Clinton won the 2016 presidential popular vote by nearly 3 million ballots but lost the overall election to Donald Trump because of the system, put in place by the Founding Fathers.
“I knew I would be asking former Secretary of State and presidential candidate Hillary Clinton about one of the most painful moments of her life,” director Brian Knappenberger told Variety of the moment in the forthcoming series. “She has rarely spoken candidly about that election night and we’re really happy she talked about it for the series. She has a unique perspective as one of only five people in American history to lose the presidency after winning the popular vote. The 2016 election also stands out because Hillary Clinton defeated Donald Trump in the popular vote by such a significant margin.”
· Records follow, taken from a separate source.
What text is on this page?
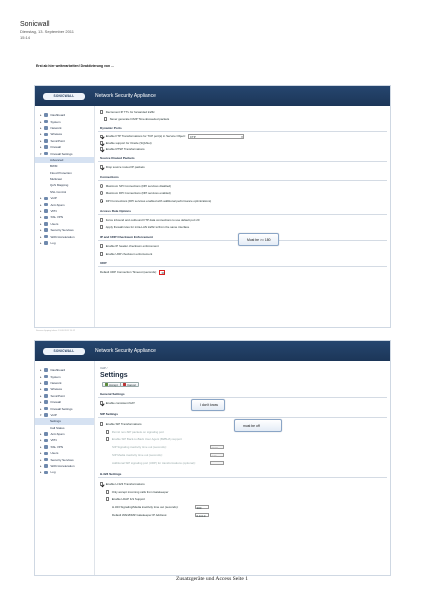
Sonicwall
Dienstag, 13. September 2011
15:14
Erst ab hier weiterarbeiten! Deaktivierung von ...
SONICWALL	Network Security Appliance
▸	Dashboard
▸	System
▸	Network
▸	Wireless
▸	SonicPoint
▸	Firewall
▾	Firewall Settings
Advanced
BWM
Flood Protection
Multicast
QoS Mapping
SSL Control
▸	VoIP
▸	Anti-Spam
▸	VPN
▸	SSL VPN
▸	Users
▸	Security Services
▸	WAN Acceleration
▸	Log
Decrement IP TTL for forwarded traffic
Never generate ICMP Time-Exceeded packets
Dynamic Ports
Enable FTP Transformations for TCP port(s) in Service Object:	FTP ▾
Enable support for Oracle (SQLNet)
Enable RTSP Transformations
Source Routed Packets
Drop source routed IP packets
Connections
Maximum SPI Connections (DPI services disabled)
Maximum DPI Connections (DPI services enabled)
DPI Connections (DPI services enabled with additional performance optimizations)
Access Rule Options
Force inbound and outbound FTP data connections to use default port 20
Apply firewall rules for intra-LAN traffic to/from the same interface
IP and UDP Checksum Enforcement
Enable IP header checksum enforcement
Enable UDP checksum enforcement
UDP
Default UDP Connection Timeout (seconds):	30
Must be >= 180
Screen clipping taken: 13.09.2011 15:12
SONICWALL	Network Security Appliance
▸	Dashboard
▸	System
▸	Network
▸	Wireless
▸	SonicPoint
▸	Firewall
▸	Firewall Settings
▾	VoIP
Settings
Call Status
▸	Anti-Spam
▸	VPN
▸	SSL VPN
▸	Users
▸	Security Services
▸	WAN Acceleration
▸	Log
VoIP /
Settings
Accept	Cancel
General Settings
Enable consistent NAT
SIP Settings
Enable SIP Transformations
Permit non-SIP packets on signaling port
Enable SIP Back-to-Back User Agent (B2BUA) support
SIP Signaling inactivity time out (seconds):	3600
SIP Media inactivity time out (seconds):	120
Additional SIP signaling port (UDP) for transformations (optional):
H.323 Settings
Enable H.323 Transformations
Only accept incoming calls from Gatekeeper
Enable LDAP ILS Support
H.323 Signaling/Media inactivity time out (seconds):	300
Default WAN/DMZ Gatekeeper IP Address:	0.0.0.0
I don't know
must be off
Zusatzgeräte und Access Seite 1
Other political figures defend the Electoral College in the series.
Former Sen. Jeff Flake of Arizona says there is “virtue” in the process because it’s part of a system that spreads power between the federal and state governments.
“The states have considerable power,” Flake says in the show. “The states run elections. That is a good thing to decentralize that kind of power.”
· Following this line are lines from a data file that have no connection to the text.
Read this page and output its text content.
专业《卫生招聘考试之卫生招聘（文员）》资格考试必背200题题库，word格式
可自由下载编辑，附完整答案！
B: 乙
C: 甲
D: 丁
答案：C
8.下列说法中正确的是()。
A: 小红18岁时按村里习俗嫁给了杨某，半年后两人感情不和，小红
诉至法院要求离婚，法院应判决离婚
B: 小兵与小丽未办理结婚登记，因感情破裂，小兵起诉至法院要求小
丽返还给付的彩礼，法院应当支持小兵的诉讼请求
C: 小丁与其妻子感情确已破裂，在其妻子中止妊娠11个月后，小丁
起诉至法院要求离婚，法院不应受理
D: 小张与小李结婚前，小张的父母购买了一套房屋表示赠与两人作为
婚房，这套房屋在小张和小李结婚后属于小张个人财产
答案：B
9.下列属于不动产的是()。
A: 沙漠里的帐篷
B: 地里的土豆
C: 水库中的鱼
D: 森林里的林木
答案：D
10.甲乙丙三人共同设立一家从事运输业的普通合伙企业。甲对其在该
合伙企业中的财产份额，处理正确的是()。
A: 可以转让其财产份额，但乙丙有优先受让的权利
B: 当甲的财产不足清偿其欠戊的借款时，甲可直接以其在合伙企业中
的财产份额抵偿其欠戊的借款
Clinton, whose 2016 loss was considered a shock upset, has opened up about the election before, but rarely in such pointed terms, criticizing the constitutionally mandated structure of the process, which gives each state Electoral College votes based on its number of representatives in Congress. The system gives smaller states a disproportionate number of Electoral College votes because every state has two senators, regardless of its population size.
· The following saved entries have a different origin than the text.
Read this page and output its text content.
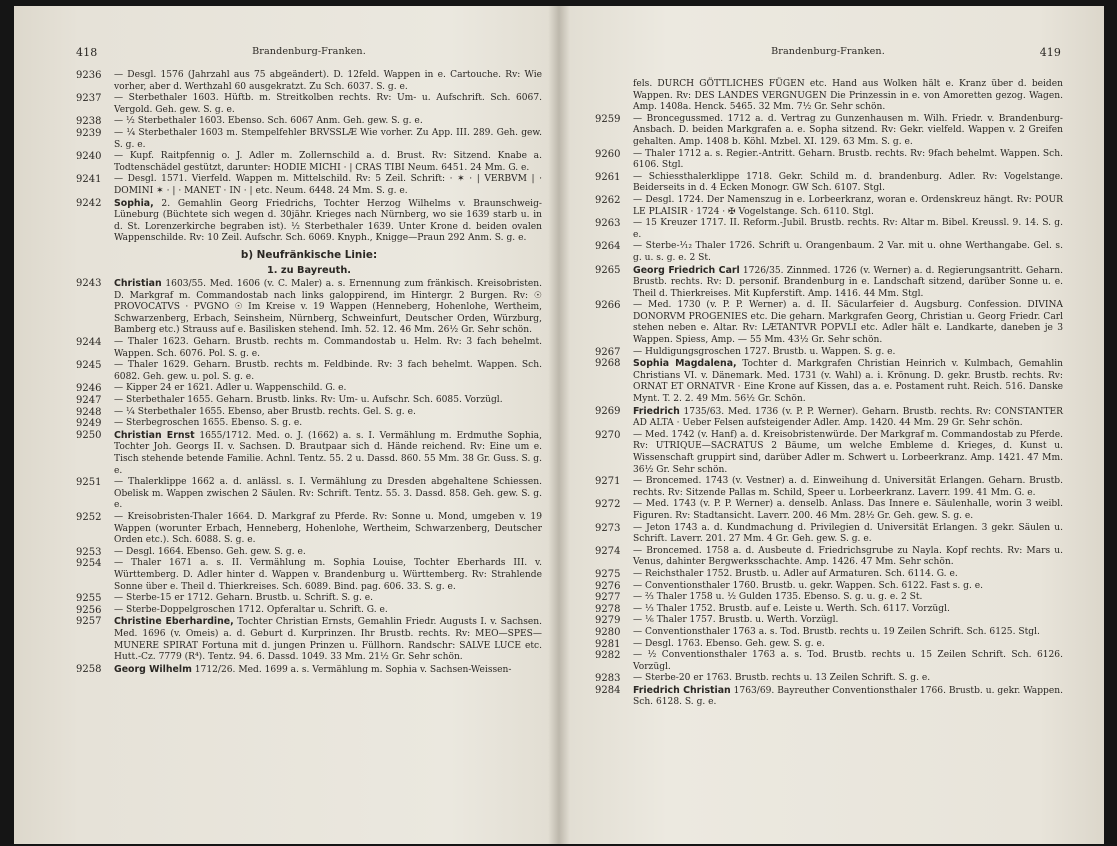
418	Brandenburg-Franken.
9236	— Desgl. 1576 (Jahrzahl aus 75 abgeändert). D. 12feld. Wappen in e. Cartouche. Rv: Wie vorher, aber d. Werthzahl 60 ausgekratzt. Zu Sch. 6037. S. g. e.
9237	— Sterbethaler 1603. Hüftb. m. Streitkolben rechts. Rv: Um- u. Aufschrift. Sch. 6067. Vergold. Geh. gew. S. g. e.
9238	— ½ Sterbethaler 1603. Ebenso. Sch. 6067 Anm. Geh. gew. S. g. e.
9239	— ¼ Sterbethaler 1603 m. Stempelfehler BRVSSLÆ Wie vorher. Zu App. III. 289. Geh. gew. S. g. e.
9240	— Kupf. Raitpfennig o. J. Adler m. Zollernschild a. d. Brust. Rv: Sitzend. Knabe a. Todtenschädel gestützt, darunter: HODIE MICHI · | CRAS TIBI Neum. 6451. 24 Mm. G. e.
9241	— Desgl. 1571. Vierfeld. Wappen m. Mittelschild. Rv: 5 Zeil. Schrift: · ✶ · | VERBVM | · DOMINI ✶ · | · MANET · IN · | etc. Neum. 6448. 24 Mm. S. g. e.
9242	Sophia, 2. Gemahlin Georg Friedrichs, Tochter Herzog Wilhelms v. Braunschweig-Lüneburg (Büchtete sich wegen d. 30jähr. Krieges nach Nürnberg, wo sie 1639 starb u. in d. St. Lorenzerkirche begraben ist). ½ Sterbethaler 1639. Unter Krone d. beiden ovalen Wappenschilde. Rv: 10 Zeil. Aufschr. Sch. 6069. Knyph., Knigge—Praun 292 Anm. S. g. e.
b) Neufränkische Linie:
1. zu Bayreuth.
9243	Christian 1603/55. Med. 1606 (v. C. Maler) a. s. Ernennung zum fränkisch. Kreisobristen. D. Markgraf m. Commandostab nach links galoppirend, im Hintergr. 2 Burgen. Rv: ☉ PROVOCATVS · PVGNO ☉ Im Kreise v. 19 Wappen (Henneberg, Hohenlohe, Wertheim, Schwarzenberg, Erbach, Seinsheim, Nürnberg, Schweinfurt, Deutscher Orden, Würzburg, Bamberg etc.) Strauss auf e. Basilisken stehend. Imh. 52. 12. 46 Mm. 26½ Gr. Sehr schön.
9244	— Thaler 1623. Geharn. Brustb. rechts m. Commandostab u. Helm. Rv: 3 fach behelmt. Wappen. Sch. 6076. Pol. S. g. e.
9245	— Thaler 1629. Geharn. Brustb. rechts m. Feldbinde. Rv: 3 fach behelmt. Wappen. Sch. 6082. Geh. gew. u. pol. S. g. e.
9246	— Kipper 24 er 1621. Adler u. Wappenschild. G. e.
9247	— Sterbethaler 1655. Geharn. Brustb. links. Rv: Um- u. Aufschr. Sch. 6085. Vorzügl.
9248	— ¼ Sterbethaler 1655. Ebenso, aber Brustb. rechts. Gel. S. g. e.
9249	— Sterbegroschen 1655. Ebenso. S. g. e.
9250	Christian Ernst 1655/1712. Med. o. J. (1662) a. s. I. Vermählung m. Erdmuthe Sophia, Tochter Joh. Georgs II. v. Sachsen. D. Brautpaar sich d. Hände reichend. Rv: Eine um e. Tisch stehende betende Familie. Achnl. Tentz. 55. 2 u. Dassd. 860. 55 Mm. 38 Gr. Guss. S. g. e.
9251	— Thalerklippe 1662 a. d. anlässl. s. I. Vermählung zu Dresden abgehaltene Schiessen. Obelisk m. Wappen zwischen 2 Säulen. Rv: Schrift. Tentz. 55. 3. Dassd. 858. Geh. gew. S. g. e.
9252	— Kreisobristen-Thaler 1664. D. Markgraf zu Pferde. Rv: Sonne u. Mond, umgeben v. 19 Wappen (worunter Erbach, Henneberg, Hohenlohe, Wertheim, Schwarzenberg, Deutscher Orden etc.). Sch. 6088. S. g. e.
9253	— Desgl. 1664. Ebenso. Geh. gew. S. g. e.
9254	— Thaler 1671 a. s. II. Vermählung m. Sophia Louise, Tochter Eberhards III. v. Württemberg. D. Adler hinter d. Wappen v. Brandenburg u. Württemberg. Rv: Strahlende Sonne über e. Theil d. Thierkreises. Sch. 6089. Bind. pag. 606. 33. S. g. e.
9255	— Sterbe-15 er 1712. Geharn. Brustb. u. Schrift. S. g. e.
9256	— Sterbe-Doppelgroschen 1712. Opferaltar u. Schrift. G. e.
9257	Christine Eberhardine, Tochter Christian Ernsts, Gemahlin Friedr. Augusts I. v. Sachsen. Med. 1696 (v. Omeis) a. d. Geburt d. Kurprinzen. Ihr Brustb. rechts. Rv: MEO—SPES—MUNERE SPIRAT Fortuna mit d. jungen Prinzen u. Füllhorn. Randschr: SALVE LUCE etc. Hutt.-Cz. 7779 (R⁴). Tentz. 94. 6. Dassd. 1049. 33 Mm. 21½ Gr. Sehr schön.
9258	Georg Wilhelm 1712/26. Med. 1699 a. s. Vermählung m. Sophia v. Sachsen-Weissen-
Brandenburg-Franken.	419
fels. DURCH GÖTTLICHES FÜGEN etc. Hand aus Wolken hält e. Kranz über d. beiden Wappen. Rv: DES LANDES VERGNUGEN Die Prinzessin in e. von Amoretten gezog. Wagen. Amp. 1408a. Henck. 5465. 32 Mm. 7½ Gr. Sehr schön.
9259	— Broncegussmed. 1712 a. d. Vertrag zu Gunzenhausen m. Wilh. Friedr. v. Brandenburg-Ansbach. D. beiden Markgrafen a. e. Sopha sitzend. Rv: Gekr. vielfeld. Wappen v. 2 Greifen gehalten. Amp. 1408 b. Köhl. Mzbel. XI. 129. 63 Mm. S. g. e.
9260	— Thaler 1712 a. s. Regier.-Antritt. Geharn. Brustb. rechts. Rv: 9fach behelmt. Wappen. Sch. 6106. Stgl.
9261	— Schiessthalerklippe 1718. Gekr. Schild m. d. brandenburg. Adler. Rv: Vogelstange. Beiderseits in d. 4 Ecken Monogr. GW Sch. 6107. Stgl.
9262	— Desgl. 1724. Der Namenszug in e. Lorbeerkranz, woran e. Ordenskreuz hängt. Rv: POUR LE PLAISIR · 1724 · ✠ Vogelstange. Sch. 6110. Stgl.
9263	— 15 Kreuzer 1717. II. Reform.-Jubil. Brustb. rechts. Rv: Altar m. Bibel. Kreussl. 9. 14. S. g. e.
9264	— Sterbe-¹⁄₁₂ Thaler 1726. Schrift u. Orangenbaum. 2 Var. mit u. ohne Werthangabe. Gel. s. g. u. s. g. e. 2 St.
9265	Georg Friedrich Carl 1726/35. Zinnmed. 1726 (v. Werner) a. d. Regierungsantritt. Geharn. Brustb. rechts. Rv: D. personif. Brandenburg in e. Landschaft sitzend, darüber Sonne u. e. Theil d. Thierkreises. Mit Kupferstift. Amp. 1416. 44 Mm. Stgl.
9266	— Med. 1730 (v. P. P. Werner) a. d. II. Säcularfeier d. Augsburg. Confession. DIVINA DONORVM PROGENIES etc. Die geharn. Markgrafen Georg, Christian u. Georg Friedr. Carl stehen neben e. Altar. Rv: LÆTANTVR POPVLI etc. Adler hält e. Landkarte, daneben je 3 Wappen. Spiess, Amp. — 55 Mm. 43½ Gr. Sehr schön.
9267	— Huldigungsgroschen 1727. Brustb. u. Wappen. S. g. e.
9268	Sophia Magdalena, Tochter d. Markgrafen Christian Heinrich v. Kulmbach, Gemahlin Christians VI. v. Dänemark. Med. 1731 (v. Wahl) a. i. Krönung. D. gekr. Brustb. rechts. Rv: ORNAT ET ORNATVR · Eine Krone auf Kissen, das a. e. Postament ruht. Reich. 516. Danske Mynt. T. 2. 2. 49 Mm. 56½ Gr. Schön.
9269	Friedrich 1735/63. Med. 1736 (v. P. P. Werner). Geharn. Brustb. rechts. Rv: CONSTANTER AD ALTA · Ueber Felsen aufsteigender Adler. Amp. 1420. 44 Mm. 29 Gr. Sehr schön.
9270	— Med. 1742 (v. Hanf) a. d. Kreisobristenwürde. Der Markgraf m. Commandostab zu Pferde. Rv: UTRIQUE—SACRATUS 2 Bäume, um welche Embleme d. Krieges, d. Kunst u. Wissenschaft gruppirt sind, darüber Adler m. Schwert u. Lorbeerkranz. Amp. 1421. 47 Mm. 36½ Gr. Sehr schön.
9271	— Broncemed. 1743 (v. Vestner) a. d. Einweihung d. Universität Erlangen. Geharn. Brustb. rechts. Rv: Sitzende Pallas m. Schild, Speer u. Lorbeerkranz. Laverr. 199. 41 Mm. G. e.
9272	— Med. 1743 (v. P. P. Werner) a. denselb. Anlass. Das Innere e. Säulenhalle, worin 3 weibl. Figuren. Rv: Stadtansicht. Laverr. 200. 46 Mm. 28½ Gr. Geh. gew. S. g. e.
9273	— Jeton 1743 a. d. Kundmachung d. Privilegien d. Universität Erlangen. 3 gekr. Säulen u. Schrift. Laverr. 201. 27 Mm. 4 Gr. Geh. gew. S. g. e.
9274	— Broncemed. 1758 a. d. Ausbeute d. Friedrichsgrube zu Nayla. Kopf rechts. Rv: Mars u. Venus, dahinter Bergwerksschachte. Amp. 1426. 47 Mm. Sehr schön.
9275	— Reichsthaler 1752. Brustb. u. Adler auf Armaturen. Sch. 6114. G. e.
9276	— Conventionsthaler 1760. Brustb. u. gekr. Wappen. Sch. 6122. Fast s. g. e.
9277	— ⅔ Thaler 1758 u. ½ Gulden 1735. Ebenso. S. g. u. g. e. 2 St.
9278	— ⅓ Thaler 1752. Brustb. auf e. Leiste u. Werth. Sch. 6117. Vorzügl.
9279	— ⅙ Thaler 1757. Brustb. u. Werth. Vorzügl.
9280	— Conventionsthaler 1763 a. s. Tod. Brustb. rechts u. 19 Zeilen Schrift. Sch. 6125. Stgl.
9281	— Desgl. 1763. Ebenso. Geh. gew. S. g. e.
9282	— ½ Conventionsthaler 1763 a. s. Tod. Brustb. rechts u. 15 Zeilen Schrift. Sch. 6126. Vorzügl.
9283	— Sterbe-20 er 1763. Brustb. rechts u. 13 Zeilen Schrift. S. g. e.
9284	Friedrich Christian 1763/69. Bayreuther Conventionsthaler 1766. Brustb. u. gekr. Wappen. Sch. 6128. S. g. e.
In a 2017 memoir, What Happened, Clinton instead blamed the loss on a combination of sexism, racism, and blowback from the emails scandal, as well as Trump’s skill at turning politics into an outrageous form of entertainment.
“I was running a traditional presidential campaign with carefully thought-out policies and painstakingly built coalitions,” she wrote in the book, “while Trump was running a reality TV show that expertly and relentlessly stoked Americans’ anger and resentment.”
About 56 percent of Americans would approve of amending the Constitution to abolish the Electoral College and replace it with the popular vote, according to a recent Economist/YouGov poll.
In April, Virginia became the 18th state to join the National Popular Vote Compact, a group of states that agree to award their Electoral College votes to the winner of the nationwide popular presidential vote.
The compact doesn’t take effect until the states that have signed on possess a cumulative total of 270 Electoral College votes, the threshold required to elect the president.